Monday, July 10, 2006

Where is my Mind?
A couple salutary links while waiting for some of my more substantial post-seedlings to blossom...

  • While I think the Phillies blog I'm involved with does a pretty solid job of analysis--and this year, helping maintain it has given me a metaphorical taste of police forensic work; this is as close as I ever hope to get to determining cause of death--there is, after all, more to life, even more to baseball, than figuring out who should get traded, who should stay, and whether Bill Dancy's third-base coaching idiocy is innate or learned. So I have to commend my new favorite (maybe that isn't quite the word) Phillies blog: I Love Misery. It's acidic balm for the Phils phan soul.
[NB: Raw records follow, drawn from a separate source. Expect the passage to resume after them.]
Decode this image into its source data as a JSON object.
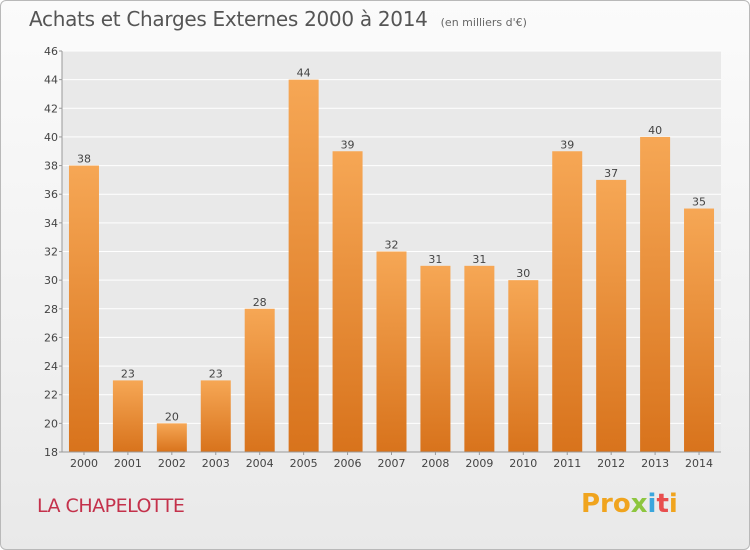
{
  "header": {
    "title": "Achats et Charges Externes 2000 à 2014",
    "subtitle": "(en milliers d'€)"
  },
  "footer": {
    "location": "LA CHAPELOTTE",
    "brand_parts": [
      "Pro",
      "x",
      "i",
      "t",
      "i"
    ],
    "brand_colors": [
      "#f0a41e",
      "#8dc63f",
      "#3aa6dd",
      "#e84e4e",
      "#f0a41e"
    ]
  },
  "colors": {
    "bar_light": "#f6a755",
    "bar_dark": "#d8731c",
    "plot_bg": "#e9e9e9",
    "grid": "#ffffff",
    "axis_text": "#444444",
    "title_text": "#555555",
    "location_text": "#c4314b"
  },
  "chart_data": {
    "type": "bar",
    "title": "Achats et Charges Externes 2000 à 2014",
    "subtitle": "(en milliers d'€)",
    "xlabel": "",
    "ylabel": "",
    "categories": [
      "2000",
      "2001",
      "2002",
      "2003",
      "2004",
      "2005",
      "2006",
      "2007",
      "2008",
      "2009",
      "2010",
      "2011",
      "2012",
      "2013",
      "2014"
    ],
    "values": [
      38,
      23,
      20,
      23,
      28,
      44,
      39,
      32,
      31,
      31,
      30,
      39,
      37,
      40,
      35
    ],
    "ylim": [
      18,
      46
    ],
    "yticks": [
      18,
      20,
      22,
      24,
      26,
      28,
      30,
      32,
      34,
      36,
      38,
      40,
      42,
      44,
      46
    ],
    "grid": true,
    "data_labels": true
  }
}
  • Whatever your opinion of the '60s, psychedelic drugs, or the cultural trends of that time, you really need to check out this New Yorker review, a few weeks old now, of a recent biography on Timothy Leary. Louis Menand, a pretty damn fine writer himself, does what I imagine is a far better job of telling Leary's story than does the biographer. And what a story: this guy was, apparently, a first-class schmuck who was married more times than Rush Limbaugh, cheated on all of them, was an awful dad to his maladjusted kids (who came to tragic ends), and eventually sold out his friends and allies to save his own ass and pal around with William Buckley and G. Gordon Liddy.

    Menand notes how the established Leary myth--of an educator and researcher who, Buddha-like, left the safe world of academia to pursue deeper knowledge and enlightenment--masks an uglier, but probably more interesting, truth. As a psychologist-turned-proselytizer for alternative lifestyles, Leary was always in one priesthood or another, but his sermonizing was strictly toward worldly ends:

    Leary spent the first part of his career doing normative psychology, the work of assessment, measurement, and control; he spent the second as one of the leading proselytizers of alternative psychology, the pop psychology of consciousness expansion and nonconformity. But one enterprise was the flip side of the other, and Greenfield’s conclusion, somewhat sorrowfully reached, is that Leary was never serious about either. The only things Leary was serious about were pleasure and renown. He underwent no fundamental transformation when he left the academic world for the counterculture. He liked women, he liked being the center of attention, and he liked to get high. He simply changed the means of intoxication.

    Leary's genius was more Malcolm McLaren than Aldous Huxley: he was, at core, a self-interested self-promoter. That there was a dash of messianism mixed into his monumental self-regard really just contributed to a lot of destroyed lives among people he never met. As the 1960s recede further into the past and a clearer historical picture emerges of the time, I expect we'll see a more judicious sorting of the heroic from the moronic. This account doesn't leave much doubt where Leary sits in that judgment.